The Book and CD fair has now finished. We went along for the final day, as everything was reduced to half price. Naturally I came away with several more books. Four of the books I bought were biographies: David Herbert Donald’s Abraham Lincoln, Michaael Shelden’s Graham Greene: The Man Within, Nathan Miller’s  FDR: An Intimate History and Ivan Cloulas’s The Borgias. They were all book-plated, part of the same personal library.

Curious to discover whose taste I was thus sharing, I looked up the name on the internet and found that the former owner used to be the Anglican Dean of Sydney and Melbourne, Stuart Barton Babbage. A notable, erudite and good person, according to his obituary, by Tony Stephens:( 

He died at the age of 96, late last year. His family must have been clearing out his belongings. I am glad to have these several items in my possession.  I am still  winnowing down Dr P’s books, while adding to my own collections. But you can’t read, or keep, or need everything.

Such linkages seem to me to be both precious and fascinating. Learning and history are transmitted in so many ways. I am very curious about the lives of the famous and the notable, and indeed of lesser mortals too. Apart from what they wrote, and did, I want to know what they were like. Increasingly, I read biographies, seeking the private person, the personality, their achievements, their joys and their sufferings.

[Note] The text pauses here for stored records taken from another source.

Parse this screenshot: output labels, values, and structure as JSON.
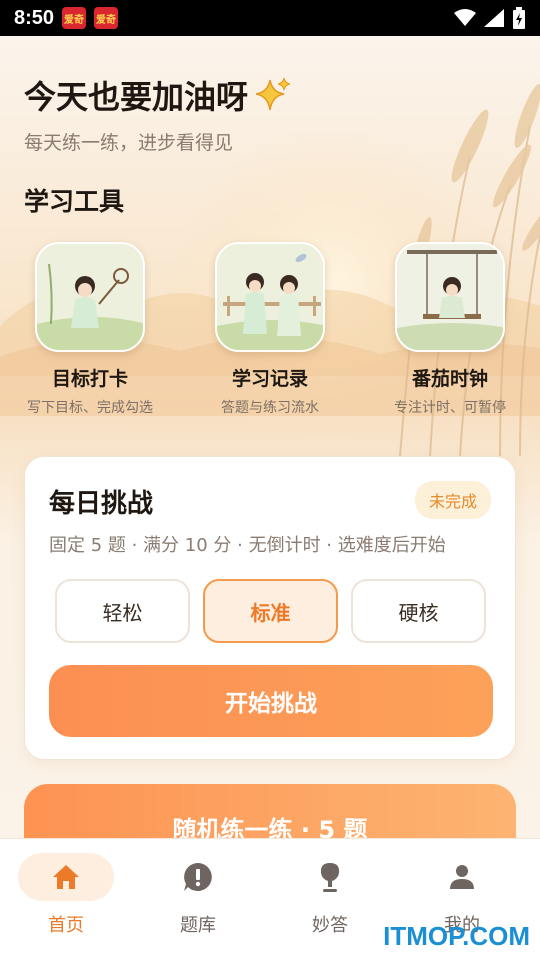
{
  "status_bar": {
    "time": "8:50",
    "notif_1": "爱奇",
    "notif_2": "爱奇"
  },
  "header": {
    "title": "今天也要加油呀",
    "subtitle": "每天练一练，进步看得见"
  },
  "tools_section": {
    "title": "学习工具",
    "items": [
      {
        "label": "目标打卡",
        "desc": "写下目标、完成勾选"
      },
      {
        "label": "学习记录",
        "desc": "答题与练习流水"
      },
      {
        "label": "番茄时钟",
        "desc": "专注计时、可暂停"
      }
    ]
  },
  "challenge": {
    "title": "每日挑战",
    "badge": "未完成",
    "desc": "固定 5 题 · 满分 10 分 · 无倒计时 · 选难度后开始",
    "levels": [
      "轻松",
      "标准",
      "硬核"
    ],
    "selected_level": "标准",
    "start_label": "开始挑战"
  },
  "random_practice": {
    "label": "随机练一练 · 5 题"
  },
  "tabbar": {
    "items": [
      {
        "label": "首页",
        "icon": "home-icon"
      },
      {
        "label": "题库",
        "icon": "exclamation-icon"
      },
      {
        "label": "妙答",
        "icon": "pin-icon"
      },
      {
        "label": "我的",
        "icon": "user-icon"
      }
    ],
    "active": "首页"
  },
  "watermark": "ITMOP.COM",
  "colors": {
    "accent": "#ec7a28",
    "button": "#fb8f52",
    "badge_bg": "#fdf0d8"
  }
}
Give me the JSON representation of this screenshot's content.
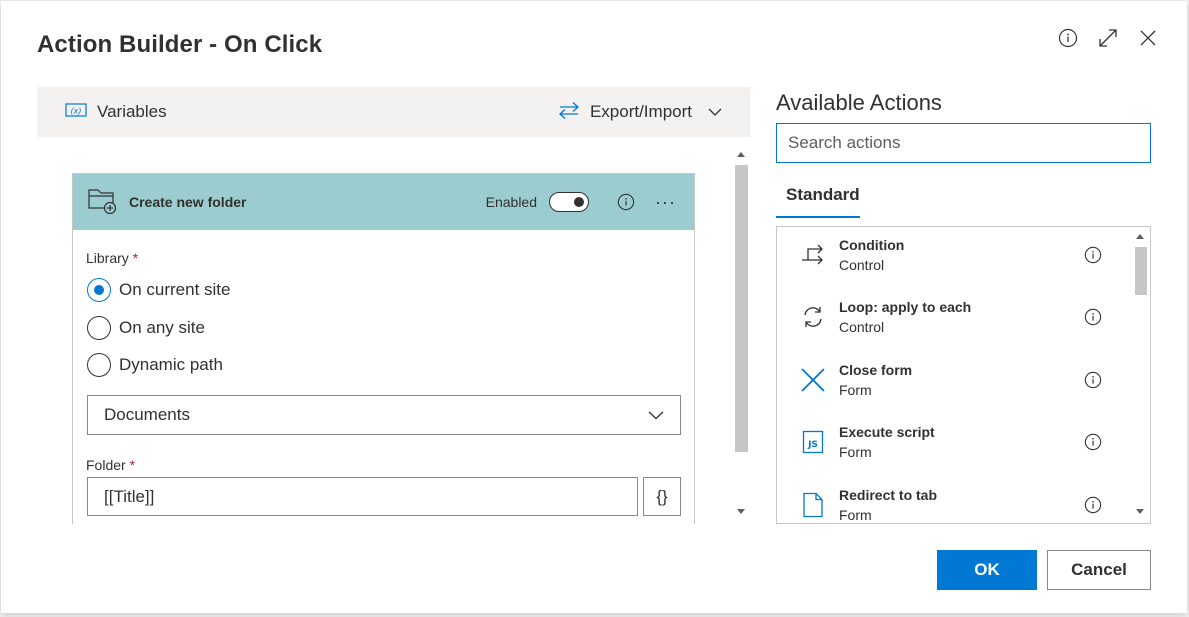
{
  "dialog": {
    "title": "Action Builder - On Click"
  },
  "toolbar": {
    "variables_label": "Variables",
    "export_import_label": "Export/Import"
  },
  "action_card": {
    "title": "Create new folder",
    "enabled_label": "Enabled",
    "enabled": true,
    "library_label": "Library",
    "required_mark": "*",
    "library_options": [
      {
        "label": "On current site",
        "checked": true
      },
      {
        "label": "On any site",
        "checked": false
      },
      {
        "label": "Dynamic path",
        "checked": false
      }
    ],
    "library_selected": "Documents",
    "folder_label": "Folder",
    "folder_value": "[[Title]]",
    "brace_button_label": "{}"
  },
  "available_actions": {
    "title": "Available Actions",
    "search_placeholder": "Search actions",
    "tabs": [
      {
        "label": "Standard",
        "active": true
      }
    ],
    "items": [
      {
        "name": "Condition",
        "category": "Control",
        "icon": "condition-icon"
      },
      {
        "name": "Loop: apply to each",
        "category": "Control",
        "icon": "loop-icon"
      },
      {
        "name": "Close form",
        "category": "Form",
        "icon": "close-form-icon"
      },
      {
        "name": "Execute script",
        "category": "Form",
        "icon": "script-icon"
      },
      {
        "name": "Redirect to tab",
        "category": "Form",
        "icon": "document-icon"
      }
    ]
  },
  "footer": {
    "ok_label": "OK",
    "cancel_label": "Cancel"
  },
  "colors": {
    "accent": "#0078d4",
    "card_header": "#9bcdd0",
    "required": "#a4262c"
  }
}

Biographies used to be mostly concerned with the public person. Family life never got much of a mention in the case of famous men, Marriages and births would be mentioned, but often not given more than fleeting mentions. Sexuality tended not to be delved into. There were many discreet veils drawn. It seems to me that since more biographies came to be written by women, there has been a far more extensive exploration of the personal, of the inner lives.

Although in this respect I am a sticky beak, overall what drives me is a desire to know more – a great curiosity, which is continually confronted by the vastness of human endeavour, the complexities and variety of history, and the incredible advances in human knowledge and understanding. Individually we can go only a certain distances, constrained as we are by our own lives, our opportunities, interests and the limited time available. Yet, collectively and individually, there is so much learned, understood and discovered, and it seems, endless possibilities. So much to learn, so much to understand: so little time.


Pam said...

He sounds like an interesting, good but maybe not an easy man. I love the way the other chap in the photo is laughing, though.

I too read many biographies, being exceedingly curious about other people. Blogs are so good for the nosey!

persiflage said...

Oh Isabelle the other 'chap' is Gough Whitlam, former Leader of the Australian Labor Party and Prime Minister from 1972 to 1975, famously and wickedly dismissed by the Governor General so as to end the massive political crisis caused by the blocking of Supply in the Senate. He lost the election in a landslide against the ALP but remains a political hero to many, including me. Gough is 96, and now in a nursing home - his wonderful wife died last year.

persiflage said...

PS Gough Whitlam is the man on the left of the photo.

Elephant's Child said...

Biographies (and autobiographies) are a passion of mine and these sound wonderful. And I love that you have connected in this way with someone who does indeed sound good, albeit difficult, but certainly interesting.
And Gough, and Margaret are heroes of mine too.